There are limitations to certain principles in the weight room, and it is our job as coaches to explain these things to our clients so they have a better understanding of the path that they have ahead.
One of those common myths is that you should be adding weight to the bar every week that you’re in the gym.
This is true to a certain extent. I think it’s far more accurate to say you should get stronger every week.
Progressive overload is the process of gradually increasing the demands of your muscles on a week-to-week basis to increase overall strength.
However, due to the adaptive properties of the human body, the above principle only takes you so far. Because everyone, at some point within their training program, does reach a plateau where they are unable to keep progressively overloading the same exercise.
If there were no limitations to this principle, then everyone would have a world record deadlift at some point in their lifting career.

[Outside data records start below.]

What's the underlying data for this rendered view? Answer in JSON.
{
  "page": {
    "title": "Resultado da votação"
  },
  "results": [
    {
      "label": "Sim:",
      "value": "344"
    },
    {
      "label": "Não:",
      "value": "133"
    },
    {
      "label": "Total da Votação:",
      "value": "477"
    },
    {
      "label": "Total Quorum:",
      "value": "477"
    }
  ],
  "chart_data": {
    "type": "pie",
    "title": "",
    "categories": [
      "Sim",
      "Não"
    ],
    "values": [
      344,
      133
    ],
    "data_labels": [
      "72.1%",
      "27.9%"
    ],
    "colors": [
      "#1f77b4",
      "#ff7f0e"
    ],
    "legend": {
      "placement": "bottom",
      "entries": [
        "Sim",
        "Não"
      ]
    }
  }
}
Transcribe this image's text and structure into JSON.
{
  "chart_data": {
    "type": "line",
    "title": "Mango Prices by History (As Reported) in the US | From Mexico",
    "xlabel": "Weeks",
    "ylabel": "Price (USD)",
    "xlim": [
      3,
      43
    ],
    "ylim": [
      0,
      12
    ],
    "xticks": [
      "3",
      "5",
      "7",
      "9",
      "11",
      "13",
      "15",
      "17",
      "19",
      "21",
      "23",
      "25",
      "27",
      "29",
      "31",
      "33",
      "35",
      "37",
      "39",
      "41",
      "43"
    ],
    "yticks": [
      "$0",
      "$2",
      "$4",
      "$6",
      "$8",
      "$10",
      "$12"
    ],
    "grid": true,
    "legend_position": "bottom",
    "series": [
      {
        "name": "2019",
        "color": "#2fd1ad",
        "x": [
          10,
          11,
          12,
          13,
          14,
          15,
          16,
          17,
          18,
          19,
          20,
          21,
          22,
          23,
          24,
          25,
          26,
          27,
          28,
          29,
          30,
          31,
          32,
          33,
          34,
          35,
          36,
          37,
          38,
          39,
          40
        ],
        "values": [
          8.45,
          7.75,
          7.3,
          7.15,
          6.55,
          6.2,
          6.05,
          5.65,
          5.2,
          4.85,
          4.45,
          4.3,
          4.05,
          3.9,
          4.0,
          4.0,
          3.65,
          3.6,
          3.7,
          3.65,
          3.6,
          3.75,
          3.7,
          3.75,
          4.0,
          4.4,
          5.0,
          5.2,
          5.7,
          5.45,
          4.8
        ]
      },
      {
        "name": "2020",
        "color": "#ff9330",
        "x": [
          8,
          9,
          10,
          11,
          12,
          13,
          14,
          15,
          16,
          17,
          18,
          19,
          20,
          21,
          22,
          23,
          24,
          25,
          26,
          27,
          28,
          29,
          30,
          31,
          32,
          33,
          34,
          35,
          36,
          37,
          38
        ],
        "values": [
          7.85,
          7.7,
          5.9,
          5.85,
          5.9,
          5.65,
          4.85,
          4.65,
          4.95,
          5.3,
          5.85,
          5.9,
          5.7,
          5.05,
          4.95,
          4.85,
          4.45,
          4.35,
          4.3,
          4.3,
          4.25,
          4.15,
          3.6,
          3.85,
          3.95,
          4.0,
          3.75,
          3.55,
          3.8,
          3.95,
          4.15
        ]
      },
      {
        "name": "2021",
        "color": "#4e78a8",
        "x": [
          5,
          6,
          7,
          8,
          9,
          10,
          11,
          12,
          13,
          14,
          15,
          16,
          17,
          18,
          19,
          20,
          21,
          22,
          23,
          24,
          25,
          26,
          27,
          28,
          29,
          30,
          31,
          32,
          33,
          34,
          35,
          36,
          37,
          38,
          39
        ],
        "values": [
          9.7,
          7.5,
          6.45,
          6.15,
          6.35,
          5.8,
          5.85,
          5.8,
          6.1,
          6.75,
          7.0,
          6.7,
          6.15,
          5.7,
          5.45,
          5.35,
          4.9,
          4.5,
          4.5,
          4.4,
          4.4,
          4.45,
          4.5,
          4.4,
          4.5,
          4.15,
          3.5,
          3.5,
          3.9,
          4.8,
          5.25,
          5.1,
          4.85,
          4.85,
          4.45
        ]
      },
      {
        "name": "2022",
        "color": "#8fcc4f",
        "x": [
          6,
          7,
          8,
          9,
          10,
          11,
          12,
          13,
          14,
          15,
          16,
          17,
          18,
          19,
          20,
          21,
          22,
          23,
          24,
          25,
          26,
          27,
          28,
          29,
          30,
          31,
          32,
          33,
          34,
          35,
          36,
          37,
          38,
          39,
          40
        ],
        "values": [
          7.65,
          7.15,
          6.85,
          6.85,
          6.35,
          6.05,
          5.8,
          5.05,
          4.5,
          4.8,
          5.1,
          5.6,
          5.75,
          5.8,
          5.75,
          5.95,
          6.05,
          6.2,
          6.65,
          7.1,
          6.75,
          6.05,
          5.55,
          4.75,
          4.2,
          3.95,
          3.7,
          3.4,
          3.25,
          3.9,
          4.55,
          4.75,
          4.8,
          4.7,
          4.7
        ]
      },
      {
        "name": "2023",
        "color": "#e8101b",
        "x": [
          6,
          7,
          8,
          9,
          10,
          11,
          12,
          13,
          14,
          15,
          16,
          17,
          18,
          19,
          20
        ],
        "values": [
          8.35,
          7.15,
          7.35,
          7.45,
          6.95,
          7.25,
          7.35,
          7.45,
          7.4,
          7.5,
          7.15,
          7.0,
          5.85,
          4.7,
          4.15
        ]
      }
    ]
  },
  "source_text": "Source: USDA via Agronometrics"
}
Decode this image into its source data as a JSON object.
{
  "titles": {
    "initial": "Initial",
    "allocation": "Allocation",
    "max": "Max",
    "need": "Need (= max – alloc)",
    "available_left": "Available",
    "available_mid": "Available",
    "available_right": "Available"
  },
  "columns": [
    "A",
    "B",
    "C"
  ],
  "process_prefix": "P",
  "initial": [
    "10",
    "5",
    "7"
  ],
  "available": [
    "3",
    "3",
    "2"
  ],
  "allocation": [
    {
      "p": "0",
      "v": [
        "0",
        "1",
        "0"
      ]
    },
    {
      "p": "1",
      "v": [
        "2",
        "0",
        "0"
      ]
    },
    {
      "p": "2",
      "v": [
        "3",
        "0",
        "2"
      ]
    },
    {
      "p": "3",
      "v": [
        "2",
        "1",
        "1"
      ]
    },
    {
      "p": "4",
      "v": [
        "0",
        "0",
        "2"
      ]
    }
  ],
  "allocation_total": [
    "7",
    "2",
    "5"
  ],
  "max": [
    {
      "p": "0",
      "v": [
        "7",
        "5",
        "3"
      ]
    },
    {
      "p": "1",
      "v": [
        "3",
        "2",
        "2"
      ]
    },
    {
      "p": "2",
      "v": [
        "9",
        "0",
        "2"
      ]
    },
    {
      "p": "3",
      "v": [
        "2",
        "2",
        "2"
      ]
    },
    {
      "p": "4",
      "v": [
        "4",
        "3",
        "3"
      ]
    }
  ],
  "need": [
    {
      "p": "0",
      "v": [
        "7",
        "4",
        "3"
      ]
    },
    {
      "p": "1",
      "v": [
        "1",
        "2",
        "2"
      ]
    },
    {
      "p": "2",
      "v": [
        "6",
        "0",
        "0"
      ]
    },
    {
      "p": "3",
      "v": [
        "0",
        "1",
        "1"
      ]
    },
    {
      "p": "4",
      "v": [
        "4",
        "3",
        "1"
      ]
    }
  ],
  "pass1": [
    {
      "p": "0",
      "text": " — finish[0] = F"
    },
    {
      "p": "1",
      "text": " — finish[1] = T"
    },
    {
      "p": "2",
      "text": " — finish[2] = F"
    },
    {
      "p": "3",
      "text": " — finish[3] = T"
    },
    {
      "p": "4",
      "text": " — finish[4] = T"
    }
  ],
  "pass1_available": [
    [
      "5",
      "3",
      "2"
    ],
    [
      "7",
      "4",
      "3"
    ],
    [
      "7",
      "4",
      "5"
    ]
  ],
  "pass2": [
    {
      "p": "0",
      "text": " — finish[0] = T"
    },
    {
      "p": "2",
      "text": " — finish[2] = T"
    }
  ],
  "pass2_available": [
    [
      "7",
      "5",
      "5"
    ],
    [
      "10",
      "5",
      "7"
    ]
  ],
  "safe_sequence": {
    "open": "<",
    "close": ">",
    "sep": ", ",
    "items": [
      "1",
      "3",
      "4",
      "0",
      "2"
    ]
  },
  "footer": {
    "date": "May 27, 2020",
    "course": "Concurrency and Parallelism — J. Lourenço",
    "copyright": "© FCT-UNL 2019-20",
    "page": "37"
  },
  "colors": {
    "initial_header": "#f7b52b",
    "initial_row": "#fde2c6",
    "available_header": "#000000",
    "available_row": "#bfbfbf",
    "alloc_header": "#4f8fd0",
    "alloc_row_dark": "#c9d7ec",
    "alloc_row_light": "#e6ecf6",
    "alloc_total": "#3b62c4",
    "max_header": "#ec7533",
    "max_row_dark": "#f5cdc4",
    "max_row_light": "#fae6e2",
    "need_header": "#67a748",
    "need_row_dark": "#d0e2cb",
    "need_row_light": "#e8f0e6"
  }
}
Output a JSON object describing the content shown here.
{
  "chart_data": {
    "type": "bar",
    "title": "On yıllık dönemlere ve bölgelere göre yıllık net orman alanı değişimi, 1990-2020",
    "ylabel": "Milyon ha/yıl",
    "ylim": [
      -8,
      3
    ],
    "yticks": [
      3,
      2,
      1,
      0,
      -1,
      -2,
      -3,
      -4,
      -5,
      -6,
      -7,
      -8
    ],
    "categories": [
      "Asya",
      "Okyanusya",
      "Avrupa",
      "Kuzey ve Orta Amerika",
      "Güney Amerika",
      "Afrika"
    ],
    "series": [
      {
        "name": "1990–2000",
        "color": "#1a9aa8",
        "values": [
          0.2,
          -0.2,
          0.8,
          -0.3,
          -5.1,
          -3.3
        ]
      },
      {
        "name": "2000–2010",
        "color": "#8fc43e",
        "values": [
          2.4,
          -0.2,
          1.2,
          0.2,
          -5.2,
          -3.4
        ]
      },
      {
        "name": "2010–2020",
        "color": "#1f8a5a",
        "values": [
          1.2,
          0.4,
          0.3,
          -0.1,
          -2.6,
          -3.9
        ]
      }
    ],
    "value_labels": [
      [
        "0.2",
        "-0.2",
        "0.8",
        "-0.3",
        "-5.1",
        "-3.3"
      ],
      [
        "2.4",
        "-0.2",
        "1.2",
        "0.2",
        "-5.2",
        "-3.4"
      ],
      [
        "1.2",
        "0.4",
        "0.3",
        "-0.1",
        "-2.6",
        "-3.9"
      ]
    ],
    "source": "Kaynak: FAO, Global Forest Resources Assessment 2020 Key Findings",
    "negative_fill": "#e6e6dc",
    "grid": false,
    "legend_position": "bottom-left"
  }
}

When people are brand new to the gym, it’s super easy to get people stronger. Add 5-10 pounds per week, keep the lift the same, and watch the numbers grow.
When that runs its course, we’ve got to switch some things up.

Principle of Variation
When Progressive Overload has ran its course, it’s time to do something that we love to program at the gym. In general, depending on how often you train, changing your training program every four to six weeks will usually solve your strength issue.
This involves changing the exercise in the program and/or modifying the order of exercises. This gives the body enough time to adapt, but usually isn’t a long enough training period for the program to become boring or no longer beneficial.
What we like to do at JDFit is keep a lot of our main exercises the same. Think a trap bar deadlift or a belt squat. Mess with the reps and sets of those, and then periodically change the accessory exercises that come with those days.
You have to be able to balance the mundane with a little bit of the variation as well.
Lesson Learned
Focus on using the same basic movement patterns, i.e., pushing, pulling, lower body work, etc., but in slightly different ways through the use of different exercise variations.
Switching every single day of every week diminishes the effectiveness of these basic exercises, because said effectiveness is predicated upon the ability of the athlete to perform the exercise well. So we need to have them performing exercises often enough to reap the benefits.